Thorwald remains an enigma throughout. We never find out much about him. He seems to be just a sad little man trapped in an intolerable marriage and is simply puzzled that anyone would care about him and what he has done. “What do you want from me?” he asks Jeff once he confronts him. As he’s looking straight into the camera he’s posing the same question to the audience. He doesn’t get an answer.

Another standout is Thelma Ritter. Stella doles out homespun bromides along with Jeff’s daily medicine that might sound trite at first - “When a man and a woman see each other and like each other, they oughta come together, wham, like a couple of taxis on Broadway” - but hit the mark every time. Ritter almost steals the show if it weren’t for Grace Kelly. It’s not possible to steal the spotlight away from Grace.

The ending is maybe a tad soapy. The composer finished his song and it is that same song that stops Miss Lonelyhearts from suicide. Miss Torso welcomes her tubby little soldier boyfriend home. However, on downbeat note the sex-happy honeymooners are starting the whole cycle again, the wife having turned into a nag.

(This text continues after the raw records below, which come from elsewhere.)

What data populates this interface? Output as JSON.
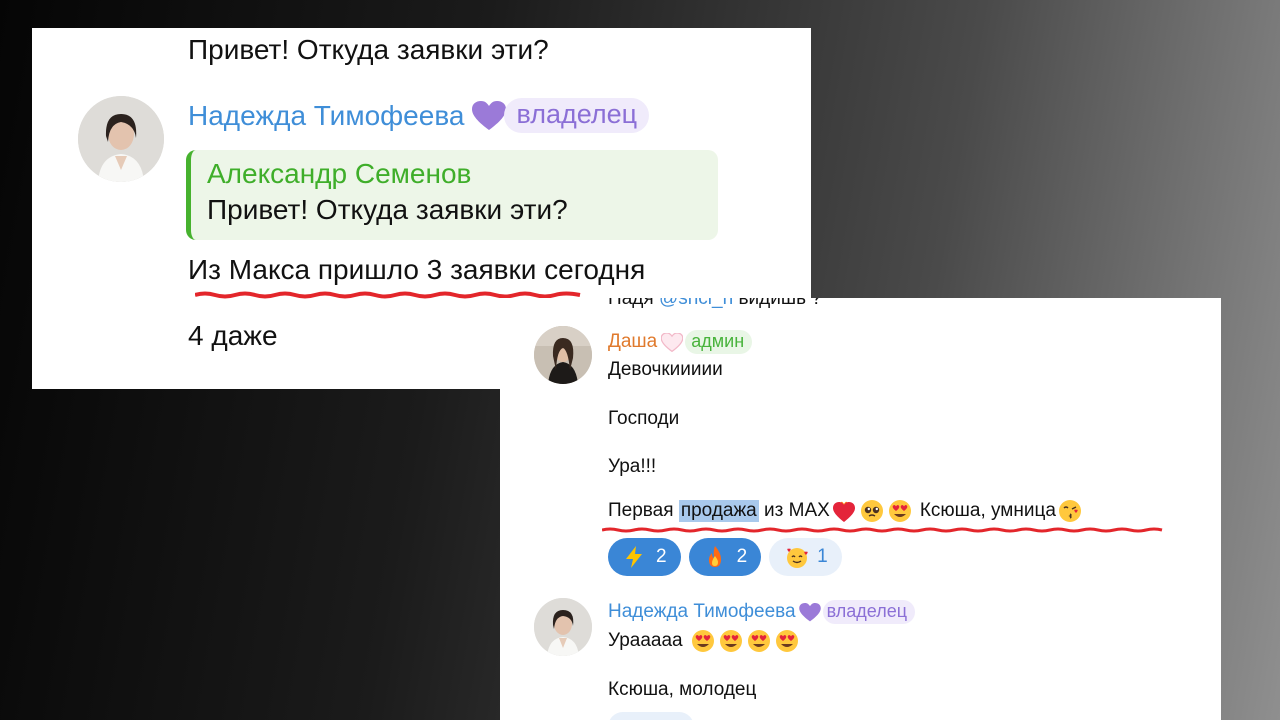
{
  "chat_top": {
    "previous_message": "Привет! Откуда заявки эти?",
    "author": {
      "name": "Надежда Тимофеева",
      "badge": "владелец",
      "heart": "purple-heart-icon",
      "name_color": "#3f8ed8"
    },
    "reply_quote": {
      "author": "Александр Семенов",
      "text": "Привет! Откуда заявки эти?",
      "author_color": "#3fae2a"
    },
    "messages": [
      "Из Макса пришло 3 заявки сегодня",
      "4 даже"
    ]
  },
  "chat_bottom": {
    "cut_line": {
      "prefix": "Надя ",
      "mention": "@snci_n",
      "suffix": " видишь ?"
    },
    "post1": {
      "author": "Даша",
      "badge": "админ",
      "heart": "white-heart-icon",
      "name_color": "#e07a2d",
      "lines": [
        "Девочкиииии",
        "Господи",
        "Ура!!!"
      ],
      "sale_line": {
        "before": "Первая ",
        "highlighted": "продажа",
        "after": " из MAX",
        "tail": "Ксюша, умница",
        "emojis": [
          "heart-on-fire-icon",
          "pleading-face-icon",
          "heart-eyes-icon",
          "kissing-face-icon"
        ]
      },
      "reactions": [
        {
          "icon": "lightning-icon",
          "glyph": "⚡",
          "count": "2",
          "active": true
        },
        {
          "icon": "fire-icon",
          "glyph": "🔥",
          "count": "2",
          "active": true
        },
        {
          "icon": "smiling-face-with-hearts-icon",
          "glyph": "🥰",
          "count": "1",
          "active": false
        }
      ]
    },
    "post2": {
      "author": "Надежда Тимофеева",
      "badge": "владелец",
      "heart": "purple-heart-icon",
      "line1": "Урааааа",
      "line1_emojis": [
        "heart-eyes-icon",
        "heart-eyes-icon",
        "heart-eyes-icon",
        "heart-eyes-icon"
      ],
      "line2": "Ксюша, молодец"
    }
  },
  "colors": {
    "underline_red": "#e3262b",
    "reaction_active": "#3a86d6",
    "highlight": "#a9c9ec"
  }
}
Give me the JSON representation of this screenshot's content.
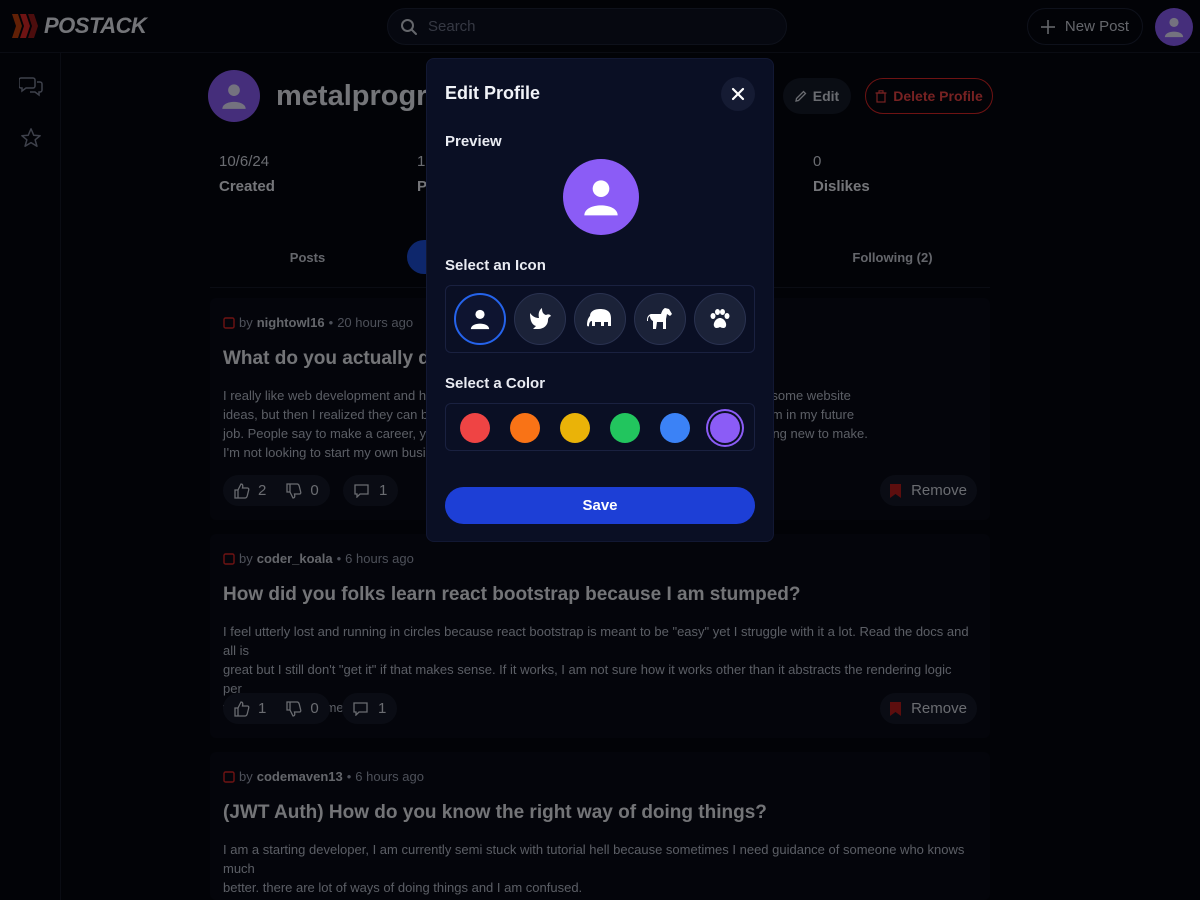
{
  "header": {
    "logo_text": "POSTACK",
    "search_placeholder": "Search",
    "new_post_label": "New Post"
  },
  "profile": {
    "username": "metalprogra",
    "edit_label": "Edit",
    "delete_label": "Delete Profile",
    "stats": [
      {
        "value": "10/6/24",
        "label": "Created"
      },
      {
        "value": "1",
        "label": "Po"
      },
      {
        "value": "0",
        "label": "Dislikes"
      }
    ],
    "tabs": [
      {
        "label": "Posts"
      },
      {
        "label": "Following (2)"
      }
    ]
  },
  "posts": [
    {
      "by": "by",
      "author": "nightowl16",
      "sep": "•",
      "time": "20 hours ago",
      "title": "What do you actually do",
      "body_lines": [
        "I really like web development and hav                                                              make. I thought of some website",
        "ideas, but then I realized they can be                                                              on't want to use them in my future",
        "job. People say to make a career, you                                                               an't think of anything new to make.",
        "I'm not looking to start my own busin"
      ],
      "likes": "2",
      "dislikes": "0",
      "comments": "1",
      "remove_label": "Remove"
    },
    {
      "by": "by",
      "author": "coder_koala",
      "sep": "•",
      "time": "6 hours ago",
      "title": "How did you folks learn react bootstrap because I am stumped?",
      "body_lines": [
        "I feel utterly lost and running in circles because react bootstrap is meant to be \"easy\" yet I struggle with it a lot. Read the docs and all is",
        "great but I still don't \"get it\" if that makes sense. If it works, I am not sure how it works other than it abstracts the rendering logic per",
        "window size or something"
      ],
      "likes": "1",
      "dislikes": "0",
      "comments": "1",
      "remove_label": "Remove"
    },
    {
      "by": "by",
      "author": "codemaven13",
      "sep": "•",
      "time": "6 hours ago",
      "title": "(JWT Auth) How do you know the right way of doing things?",
      "body_lines": [
        "I am a starting developer, I am currently semi stuck with tutorial hell because sometimes I need guidance of someone who knows much",
        "better. there are lot of ways of doing things and I am confused."
      ]
    }
  ],
  "modal": {
    "title": "Edit Profile",
    "preview_label": "Preview",
    "icon_label": "Select an Icon",
    "color_label": "Select a Color",
    "save_label": "Save",
    "icons": [
      "person-icon",
      "dove-icon",
      "elephant-icon",
      "horse-icon",
      "paw-icon"
    ],
    "selected_icon": "person-icon",
    "colors": [
      "#ef4444",
      "#f97316",
      "#eab308",
      "#22c55e",
      "#3b82f6",
      "#8b5cf6"
    ],
    "selected_color": "#8b5cf6"
  },
  "colors": {
    "accent": "#1d4ed8",
    "danger": "#ef4444",
    "avatar": "#8b5cf6"
  }
}
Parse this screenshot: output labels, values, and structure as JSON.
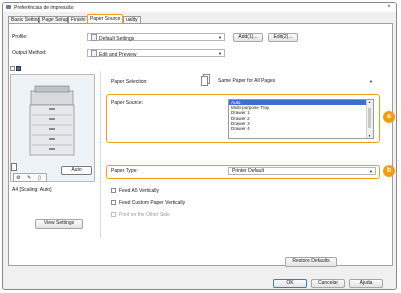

In the end we’re back at square one, with a twist. After being pushed out of his window, Jeff ends up like in the beginning, in a wheelchair, now with two legs in a cast. We hope this is not a déjà vu all over again. At least this time his chair is facing inwards.

Lisa, dressed in rugged outdoor clothes - as interpreted by Harper’s Bazaar’s fashion department -  and looking like the cat that ate the canary, is reclining on the sofa, reading rugged outdoor literature. When she sees that Jeff is sleeping she reaches for her holy book, Harper’s. Many reviewers have suggested that this means their battle is not resolved and will continue. I’ll put a much more positive spin on it. She’s capable of juggling both worlds. Jeff just has to ditch the window-shopping.